Repaired X-Acto Blade
You're back in business.

The 51-piece razor knife set from Big Lots includes a sharpening stone, but I don't recommend it.  Rather, go to a knife store and see what they have in sharpening stones.  Tell them you want a really fine one.  With any luck at all, you'll be able to get a very small, very fine stone for just a few bucks.  You don't need anything fancy like diamond grit or anything, although if they have something with ceramic you might check it out; ceramic is even finer than Arkansas stone.

You also should sharpen the gouges every now and then.  You can use the knife sharpening stone to hone them around the outer edge, and the motion is a bit different for a U-shaped blade than for a V-shaped blade, but you'll figure it out.

The problem with sharpening the gouges is honing the inside edge, which is necessary for an optimum job of sharpening.  Some people make do with stone bits from a rotary grinder tool, but not mounted in the rotary grinder -- just carefully applied by hand.  Another idea is to fold a piece of very fine sandpaper, 400 grit or finer, and use that, possibly wrapped around an X-Acto knife blade.

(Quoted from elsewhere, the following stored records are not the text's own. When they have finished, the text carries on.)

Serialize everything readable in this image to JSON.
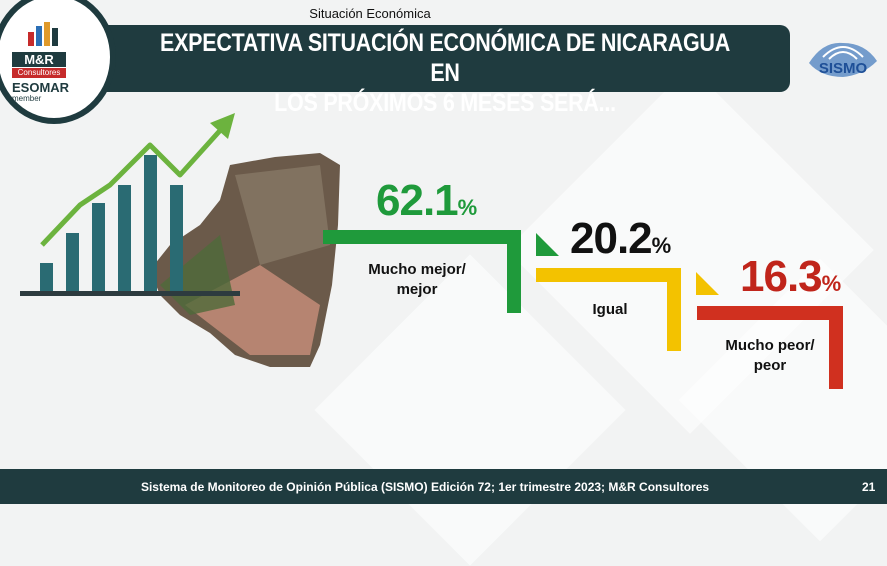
{
  "header": {
    "section": "Situación Económica",
    "title_line1": "EXPECTATIVA SITUACIÓN ECONÓMICA DE NICARAGUA EN",
    "title_line2": "LOS PRÓXIMOS 6 MESES SERÁ..."
  },
  "logo": {
    "brand": "M&R",
    "sub": "Consultores",
    "esomar": "ESOMAR",
    "member": "member"
  },
  "sismo_logo": {
    "text": "SISMO"
  },
  "chart_data": {
    "type": "bar",
    "categories": [
      "Mucho mejor/ mejor",
      "Igual",
      "Mucho peor/ peor"
    ],
    "values": [
      62.1,
      20.2,
      16.3
    ],
    "value_labels": [
      "62.1",
      "20.2",
      "16.3"
    ],
    "percent_sign": "%",
    "colors": [
      "#1f9a3b",
      "#f3c200",
      "#d0301f"
    ]
  },
  "labels": {
    "cat1_line1": "Mucho mejor/",
    "cat1_line2": "mejor",
    "cat2_line1": "Igual",
    "cat3_line1": "Mucho peor/",
    "cat3_line2": "peor"
  },
  "footer": {
    "text": "Sistema de Monitoreo de Opinión Pública (SISMO) Edición 72; 1er trimestre 2023; M&R Consultores",
    "page": "21"
  }
}
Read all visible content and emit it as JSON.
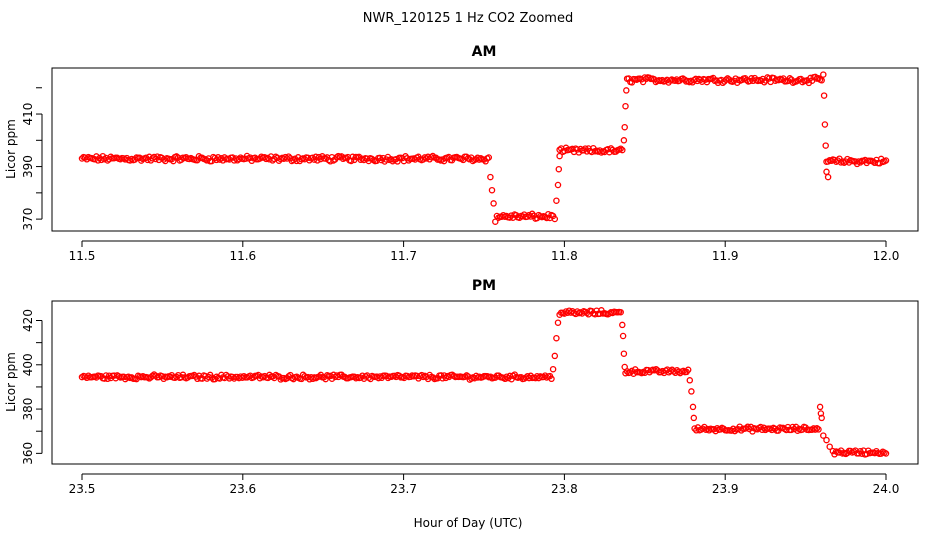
{
  "title": "NWR_120125  1 Hz CO2 Zoomed",
  "xlabel": "Hour of Day (UTC)",
  "colors": {
    "points": "#ff0000"
  },
  "chart_data": [
    {
      "type": "scatter",
      "title": "AM",
      "ylabel": "Licor ppm",
      "xlim": [
        11.5,
        12.0
      ],
      "ylim": [
        367,
        426
      ],
      "xticks": [
        11.5,
        11.6,
        11.7,
        11.8,
        11.9,
        12.0
      ],
      "xtick_labels": [
        "11.5",
        "11.6",
        "11.7",
        "11.8",
        "11.9",
        "12.0"
      ],
      "yticks": [
        370,
        390,
        410
      ],
      "ytick_labels": [
        "370",
        "390",
        "410"
      ],
      "series_segments": [
        {
          "x_start": 11.5,
          "x_end": 11.753,
          "y": 393
        },
        {
          "x_start": 11.758,
          "x_end": 11.794,
          "y": 371
        },
        {
          "x_start": 11.797,
          "x_end": 11.836,
          "y": 396
        },
        {
          "x_start": 11.839,
          "x_end": 11.96,
          "y": 423
        },
        {
          "x_start": 11.963,
          "x_end": 12.0,
          "y": 392
        }
      ],
      "transition_points": [
        [
          11.754,
          386
        ],
        [
          11.755,
          381
        ],
        [
          11.756,
          376
        ],
        [
          11.757,
          369
        ],
        [
          11.795,
          377
        ],
        [
          11.796,
          383
        ],
        [
          11.7965,
          389
        ],
        [
          11.797,
          394
        ],
        [
          11.837,
          400
        ],
        [
          11.8375,
          405
        ],
        [
          11.838,
          413
        ],
        [
          11.8385,
          419
        ],
        [
          11.961,
          425
        ],
        [
          11.9615,
          417
        ],
        [
          11.962,
          406
        ],
        [
          11.9625,
          398
        ],
        [
          11.963,
          388
        ],
        [
          11.964,
          386
        ]
      ]
    },
    {
      "type": "scatter",
      "title": "PM",
      "ylabel": "Licor ppm",
      "xlim": [
        23.5,
        24.0
      ],
      "ylim": [
        357,
        427
      ],
      "xticks": [
        23.5,
        23.6,
        23.7,
        23.8,
        23.9,
        24.0
      ],
      "xtick_labels": [
        "23.5",
        "23.6",
        "23.7",
        "23.8",
        "23.9",
        "24.0"
      ],
      "yticks": [
        360,
        380,
        400,
        420
      ],
      "ytick_labels": [
        "360",
        "380",
        "400",
        "420"
      ],
      "series_segments": [
        {
          "x_start": 23.5,
          "x_end": 23.792,
          "y": 394.5
        },
        {
          "x_start": 23.797,
          "x_end": 23.835,
          "y": 423.5
        },
        {
          "x_start": 23.838,
          "x_end": 23.877,
          "y": 397
        },
        {
          "x_start": 23.881,
          "x_end": 23.958,
          "y": 371
        },
        {
          "x_start": 23.968,
          "x_end": 24.0,
          "y": 360.5
        }
      ],
      "transition_points": [
        [
          23.793,
          398
        ],
        [
          23.794,
          404
        ],
        [
          23.795,
          412
        ],
        [
          23.796,
          419
        ],
        [
          23.836,
          418
        ],
        [
          23.8365,
          413
        ],
        [
          23.837,
          405
        ],
        [
          23.8375,
          399
        ],
        [
          23.878,
          393
        ],
        [
          23.879,
          388
        ],
        [
          23.88,
          381
        ],
        [
          23.8805,
          376
        ],
        [
          23.959,
          381
        ],
        [
          23.9595,
          378
        ],
        [
          23.96,
          376
        ],
        [
          23.961,
          368
        ],
        [
          23.963,
          366
        ],
        [
          23.965,
          363
        ],
        [
          23.967,
          361
        ]
      ]
    }
  ]
}
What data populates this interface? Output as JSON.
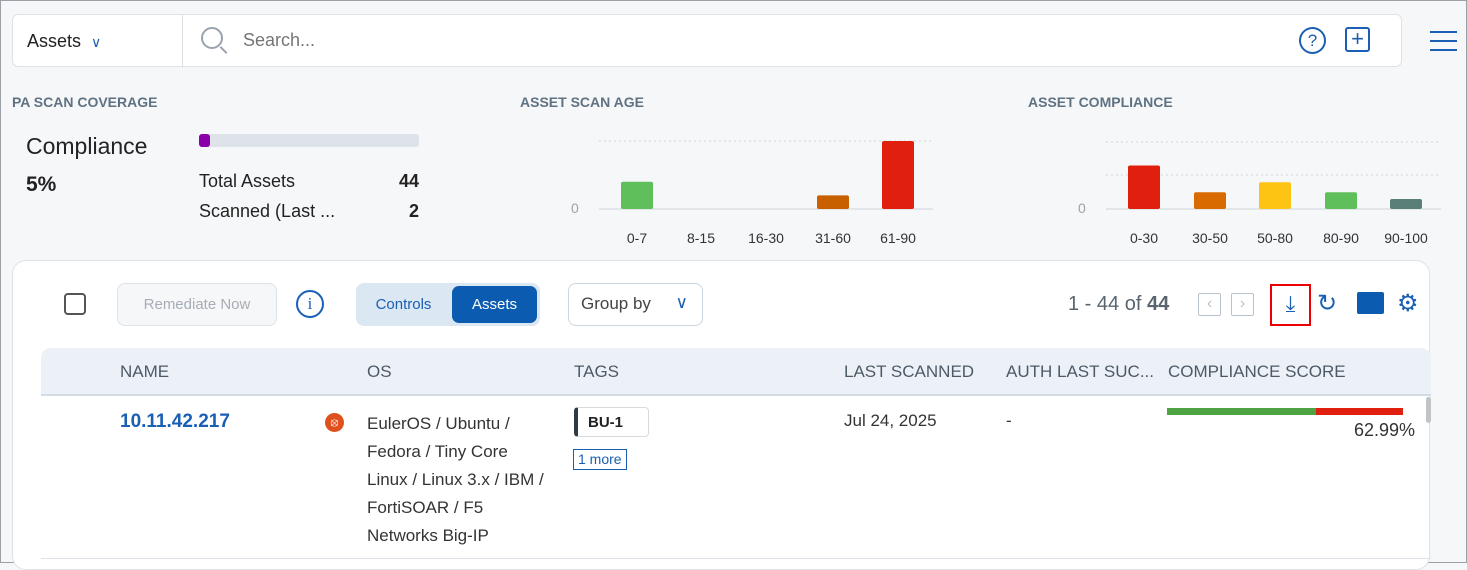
{
  "topbar": {
    "module": "Assets",
    "search_placeholder": "Search...",
    "icons": [
      "chevron-down-icon",
      "search-icon",
      "help-icon",
      "add-icon",
      "menu-icon"
    ]
  },
  "coverage": {
    "title": "PA SCAN COVERAGE",
    "label": "Compliance",
    "percent": "5%",
    "progress": 5,
    "progress_color": "#8a00a8",
    "rows": [
      {
        "label": "Total Assets",
        "value": "44"
      },
      {
        "label": "Scanned (Last ...",
        "value": "2"
      }
    ]
  },
  "chart_data": [
    {
      "type": "bar",
      "title": "ASSET SCAN AGE",
      "categories": [
        "0-7",
        "8-15",
        "16-30",
        "31-60",
        "61-90"
      ],
      "values": [
        4,
        0,
        0,
        2,
        10
      ],
      "colors": [
        "#5fbf5a",
        "#5fbf5a",
        "#5fbf5a",
        "#c86000",
        "#e01f0f"
      ],
      "ylim": [
        0,
        10
      ],
      "yticks": [
        "0"
      ],
      "grid": true
    },
    {
      "type": "bar",
      "title": "ASSET COMPLIANCE",
      "categories": [
        "0-30",
        "30-50",
        "50-80",
        "80-90",
        "90-100"
      ],
      "values": [
        13,
        5,
        8,
        5,
        3
      ],
      "colors": [
        "#e01f0f",
        "#d86a00",
        "#fdc414",
        "#5fbf5a",
        "#5a7f78"
      ],
      "ylim": [
        0,
        20
      ],
      "yticks": [
        "0"
      ],
      "grid": true
    }
  ],
  "toolbar": {
    "remediate": "Remediate Now",
    "seg_controls": "Controls",
    "seg_assets": "Assets",
    "group_by": "Group by",
    "pager_range": "1 - 44 of",
    "pager_total": "44"
  },
  "table": {
    "headers": [
      "NAME",
      "OS",
      "TAGS",
      "LAST SCANNED",
      "AUTH LAST SUC...",
      "COMPLIANCE SCORE"
    ],
    "rows": [
      {
        "name": "10.11.42.217",
        "os_icon": "ubuntu-icon",
        "os": "EulerOS / Ubuntu / Fedora / Tiny Core Linux / Linux 3.x / IBM / FortiSOAR / F5 Networks Big-IP",
        "tag": "BU-1",
        "more_tags": "1 more",
        "last_scanned": "Jul 24, 2025",
        "auth_last": "-",
        "score": "62.99%",
        "score_value": 62.99
      }
    ]
  }
}
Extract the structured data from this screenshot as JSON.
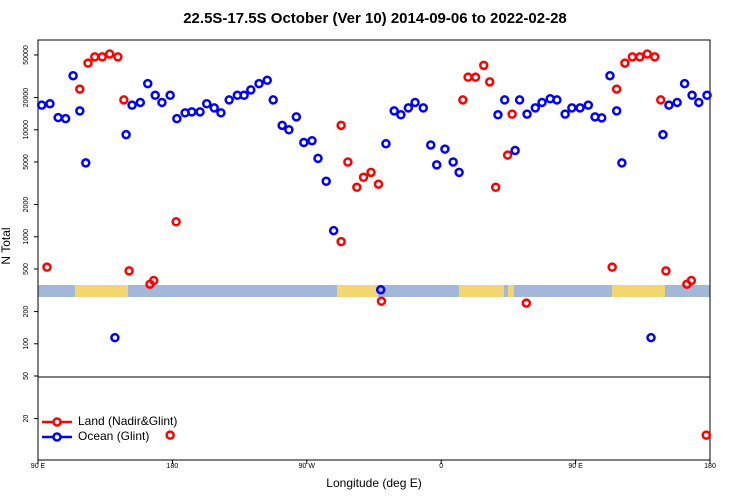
{
  "chart_data": {
    "type": "scatter",
    "title": "22.5S-17.5S October (Ver 10)   2014-09-06 to 2022-02-28",
    "x_label": "Longitude (deg E)",
    "y_label": "N Total",
    "log_y": true,
    "legend": "lower left",
    "xlim": [
      90,
      540
    ],
    "xticks": [
      {
        "value": 90,
        "label": "90 E"
      },
      {
        "value": 180,
        "label": "180"
      },
      {
        "value": 270,
        "label": "90 W"
      },
      {
        "value": 360,
        "label": "0"
      },
      {
        "value": 450,
        "label": "90 E"
      },
      {
        "value": 540,
        "label": "180"
      }
    ],
    "ylim": [
      8.2,
      69000
    ],
    "yticks": [
      20,
      50,
      100,
      200,
      500,
      1000,
      2000,
      5000,
      10000,
      20000,
      50000
    ],
    "series": [
      {
        "name": "Land (Nadir&Glint)",
        "color": "#ff0000",
        "x": [
          96,
          118,
          123.5,
          128,
          133,
          138,
          143.5,
          147.5,
          151,
          165,
          167.5,
          182.5,
          293,
          293,
          297.5,
          303.5,
          308,
          313,
          318,
          320,
          374.5,
          378,
          383,
          388.5,
          392.5,
          396.5,
          404.5,
          407.5,
          417,
          474.5,
          477.5,
          483,
          488,
          493,
          498,
          503,
          507,
          510.5,
          524.5,
          527.5,
          537.5,
          178.5
        ],
        "values": [
          520,
          24000,
          42000,
          48000,
          48000,
          51000,
          48000,
          19000,
          480,
          360,
          390,
          1380,
          900,
          11000,
          5000,
          2900,
          3600,
          4000,
          3100,
          250,
          19000,
          31000,
          31000,
          40000,
          28000,
          2900,
          5800,
          14000,
          240,
          520,
          24000,
          42000,
          48000,
          48000,
          51000,
          48000,
          19000,
          480,
          360,
          390,
          14,
          14
        ]
      },
      {
        "name": "Ocean (Glint)",
        "color": "#0000ff",
        "x": [
          92.5,
          98,
          103.5,
          108.5,
          113.5,
          118,
          122,
          141.5,
          149,
          153,
          158.5,
          163.5,
          168.5,
          173,
          178.5,
          183,
          188.5,
          193,
          198.5,
          203,
          208,
          212.5,
          218,
          223.5,
          228,
          232.5,
          238,
          243.5,
          247.5,
          253.5,
          258,
          263,
          268,
          273.5,
          277.5,
          283,
          288,
          319.5,
          323,
          328.5,
          333,
          338,
          342.5,
          348,
          353,
          357,
          362.5,
          368,
          372,
          398,
          402.5,
          409.5,
          412.5,
          417.5,
          423,
          427.5,
          433,
          437.5,
          443,
          447.5,
          453,
          458.5,
          463,
          467.5,
          473,
          477.5,
          481,
          500.5,
          508.5,
          512.5,
          518,
          523,
          528,
          532.5,
          538
        ],
        "values": [
          17000,
          17500,
          13000,
          12700,
          32000,
          15000,
          4900,
          114,
          9000,
          17000,
          18000,
          27000,
          21000,
          18000,
          21000,
          12700,
          14400,
          14700,
          14700,
          17500,
          16000,
          14400,
          19000,
          21000,
          21000,
          23600,
          27000,
          29000,
          19000,
          11000,
          10000,
          13200,
          7600,
          7900,
          5400,
          3300,
          1140,
          320,
          7400,
          15000,
          13800,
          16000,
          18000,
          16000,
          7200,
          4700,
          6600,
          5000,
          4000,
          13800,
          19000,
          6400,
          19000,
          14000,
          16000,
          18000,
          19500,
          19000,
          14000,
          16000,
          16000,
          17000,
          13200,
          12900,
          32000,
          15000,
          4900,
          114,
          9000,
          17000,
          18000,
          27000,
          21000,
          18000,
          21000
        ]
      }
    ]
  }
}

To do an even better job of sharpening these tools, get a sharpening strop.


Sharpening Strop

Go to:  http://www.mhc-online.com/main2/home.htm, then click on Table of Contents, Sharpening Devices, Sharpening Strops, PW12.



CUSTOM TOOLS


You can actually create custom cutting tools if you're handy.  It's possible to grind a razor knife blade into an entirely new shape and then grind a new edge on it and sharpen it up -- or you can cut only on the back edge or mounting tang, leaving the original cutting edge intact.  The obvious thing to start with is another cutting tool, but you can actually make cutters out of all sorts of things.  Rubber isn't difficult to cut, you don't need surgical steel to cut it.  Sometimes, when you need to create a particular type of cut -- especially if you need to make the same cut a lot of times -- the thing to do is to make a tool just for the job.